Let’s immediately clear the field of easy illusions: no, we are not yet faced with the definitive cure. But when it comes to metastatic pancreatic cancer, one of the most aggressive, silent and difficult to treat neoplasms, even a single step forward can be worth a lifetime. And the one recorded in the last few hours is not a step like the others: it is a decisive swerve that promises to radically change the history of oncology medicine.
Pancreatic cancer remains, to date, a real emergency: in Italy alone it causes around 15 thousand deaths every year, thanks to extremely limited therapeutic options so far. Now, however, a new experimental molecule administered in tablets, Daraxonrasib, has literally shaken the international scientific community, earning its presentation in the plenary session at the famous congress of the American Society of Clinical Oncology.

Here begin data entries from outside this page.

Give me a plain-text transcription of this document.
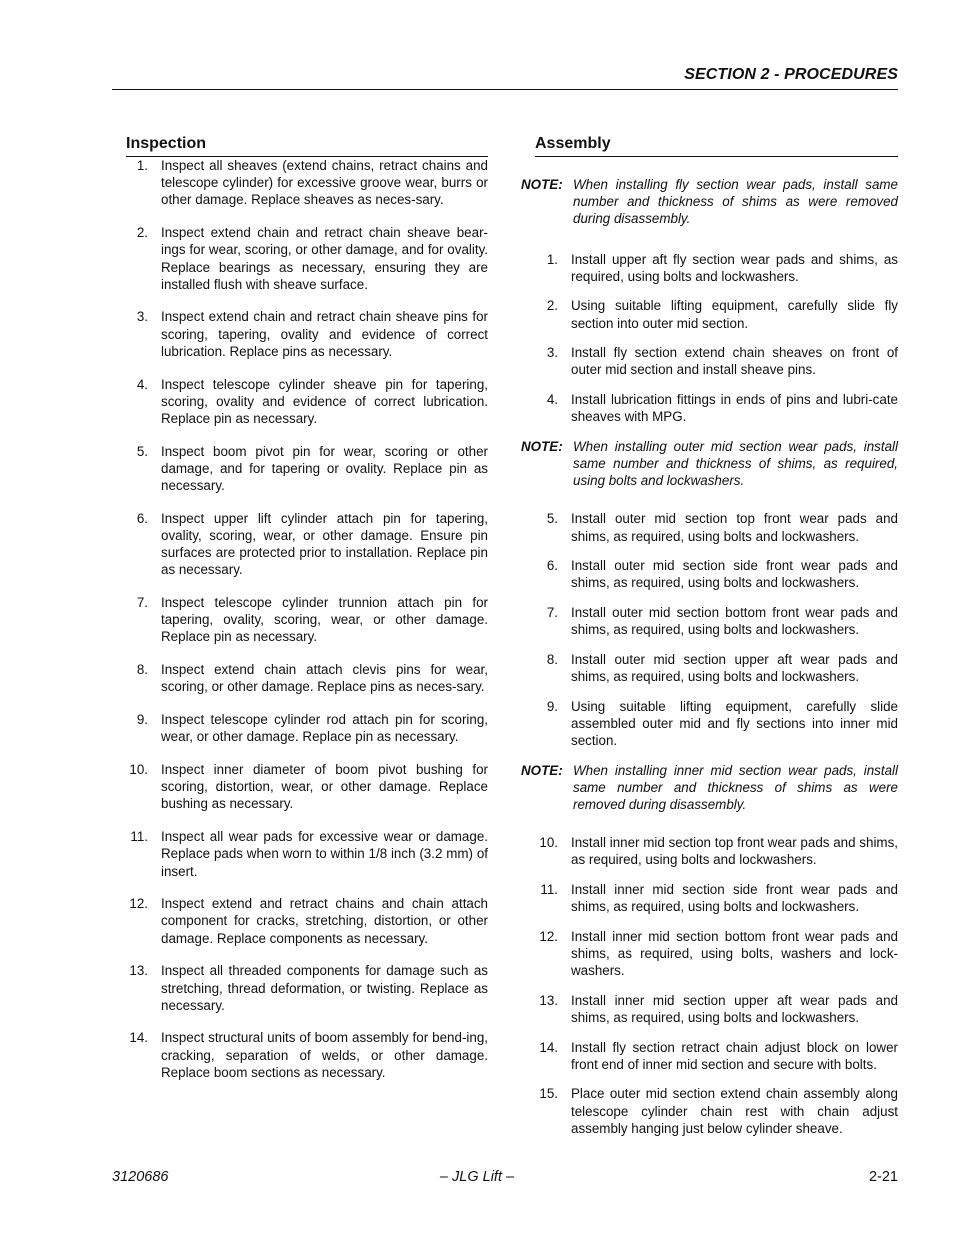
SECTION 2 - PROCEDURES
Inspection
1. Inspect all sheaves (extend chains, retract chains and telescope cylinder) for excessive groove wear, burrs or other damage. Replace sheaves as neces-sary.
2. Inspect extend chain and retract chain sheave bear-ings for wear, scoring, or other damage, and for ovality. Replace bearings as necessary, ensuring they are installed flush with sheave surface.
3. Inspect extend chain and retract chain sheave pins for scoring, tapering, ovality and evidence of correct lubrication. Replace pins as necessary.
4. Inspect telescope cylinder sheave pin for tapering, scoring, ovality and evidence of correct lubrication. Replace pin as necessary.
5. Inspect boom pivot pin for wear, scoring or other damage, and for tapering or ovality. Replace pin as necessary.
6. Inspect upper lift cylinder attach pin for tapering, ovality, scoring, wear, or other damage. Ensure pin surfaces are protected prior to installation. Replace pin as necessary.
7. Inspect telescope cylinder trunnion attach pin for tapering, ovality, scoring, wear, or other damage. Replace pin as necessary.
8. Inspect extend chain attach clevis pins for wear, scoring, or other damage. Replace pins as neces-sary.
9. Inspect telescope cylinder rod attach pin for scoring, wear, or other damage. Replace pin as necessary.
10. Inspect inner diameter of boom pivot bushing for scoring, distortion, wear, or other damage. Replace bushing as necessary.
11. Inspect all wear pads for excessive wear or damage. Replace pads when worn to within 1/8 inch (3.2 mm) of insert.
12. Inspect extend and retract chains and chain attach component for cracks, stretching, distortion, or other damage. Replace components as necessary.
13. Inspect all threaded components for damage such as stretching, thread deformation, or twisting. Replace as necessary.
14. Inspect structural units of boom assembly for bend-ing, cracking, separation of welds, or other damage. Replace boom sections as necessary.
Assembly
NOTE: When installing fly section wear pads, install same number and thickness of shims as were removed during disassembly.
1. Install upper aft fly section wear pads and shims, as required, using bolts and lockwashers.
2. Using suitable lifting equipment, carefully slide fly section into outer mid section.
3. Install fly section extend chain sheaves on front of outer mid section and install sheave pins.
4. Install lubrication fittings in ends of pins and lubri-cate sheaves with MPG.
NOTE: When installing outer mid section wear pads, install same number and thickness of shims, as required, using bolts and lockwashers.
5. Install outer mid section top front wear pads and shims, as required, using bolts and lockwashers.
6. Install outer mid section side front wear pads and shims, as required, using bolts and lockwashers.
7. Install outer mid section bottom front wear pads and shims, as required, using bolts and lockwashers.
8. Install outer mid section upper aft wear pads and shims, as required, using bolts and lockwashers.
9. Using suitable lifting equipment, carefully slide assembled outer mid and fly sections into inner mid section.
NOTE: When installing inner mid section wear pads, install same number and thickness of shims as were removed during disassembly.
10. Install inner mid section top front wear pads and shims, as required, using bolts and lockwashers.
11. Install inner mid section side front wear pads and shims, as required, using bolts and lockwashers.
12. Install inner mid section bottom front wear pads and shims, as required, using bolts, washers and lock-washers.
13. Install inner mid section upper aft wear pads and shims, as required, using bolts and lockwashers.
14. Install fly section retract chain adjust block on lower front end of inner mid section and secure with bolts.
15. Place outer mid section extend chain assembly along telescope cylinder chain rest with chain adjust assembly hanging just below cylinder sheave.
3120686	– JLG Lift –	2-21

Cheers, chills, and a standing ovation when RASolute 302 showed unprecedented survival on daraxonrasib for patients with progressive pancreatic cancer
Seldom do you sense you’re witnessing a historic moment in cancer care but this feels like ras targeting has arrived #ASCO26 pic.twitter.com/yS9E5kGHs1
— Mark Lewis, MD, FASCO (@marklewismd) May 31, 2026
The data from the global phase 3 study speak clearly: in patients with already metastatic and previously treated cancer, the new pill almost doubled survival compared to traditional chemotherapy. According to oncologists, this is the greatest success in the treatment of this neoplasm in decades.
The turning point numbers: survival doubled
The trial involved 500 patients around the world who had already failed the first cycles of treatment. Divided into two groups, half took the new oral drug, the other half the classic chemotherapy. The clinical results went beyond expectations. Average overall survival went from 6.7 months (with chemo) to 13.2 months with Daraxonrasib. One year after the start of therapy, 53.2% of patients treated with the new molecule are alive compared to just 17.3% of those who continued with chemotherapy. The time in which the tumor remained stationary, without progressing, doubled from 3.5 to over 7 months.
How the pill that “tricks” the tumor works
To understand the significance of this discovery we must come to terms with the biology of cancer. In more than 90% of cases, pancreatic adenocarcinoma is driven by a specific genetic mutation: the Kras gene. When this gene goes crazy, it turns into a perpetually on switch that tells cancer cells to multiply endlessly.
Daraxonrasib works like a smart “super switch”. It acts directly at the root: it enters the cells, binds to the diseased protein and turns it off. The real surprise of the study? The molecule proved effective not only in tumors with the mutated Kras gene, but also showed solid benefits in that rare percentage of patients who did not have the mutation.
Less toxicity and more quality of life
When fighting such an aggressive tumor, the quantity of life must go hand in hand with its quality. Second-line therapies used so far offered modest benefits despite substantial toxicity. Daraxonrasib has overturned this paradigm. Serious side effects were fewer than with chemo, but the most striking data concerns abandonment of treatment: only 1.2% of patients taking the pill had to stop treatment due to side effects, compared to 11.2% of those undergoing chemotherapy.
What happens now?
In the United States, given the extraordinary efficacy demonstrated, the treatment is already accessible to patients through a regulated compassionate use program, awaiting final commercial approval by the FDA.
The research, however, does not stop here. Daraxonrasib is already being tested for first-line treatment (i.e. for patients who have just been diagnosed with pancreatic cancer that is not yet metastatic) and to combat other types of cancer linked to mutations in the Ras gene. In the meantime, researchers are studying combinations of drugs to prevent the tumor from developing resistance to the pill over time.
“We are seeing unprecedented levels of survival and efficacy,” he enthuses from ASCO Rachna Shroffexpert in gastrointestinal tumorsUniversity of Arizona Cancer Center. “Targeting the Kras gene in pancreatic cancer is finally a reality.” The road is still long, but the therapeutic landscape has officially changed.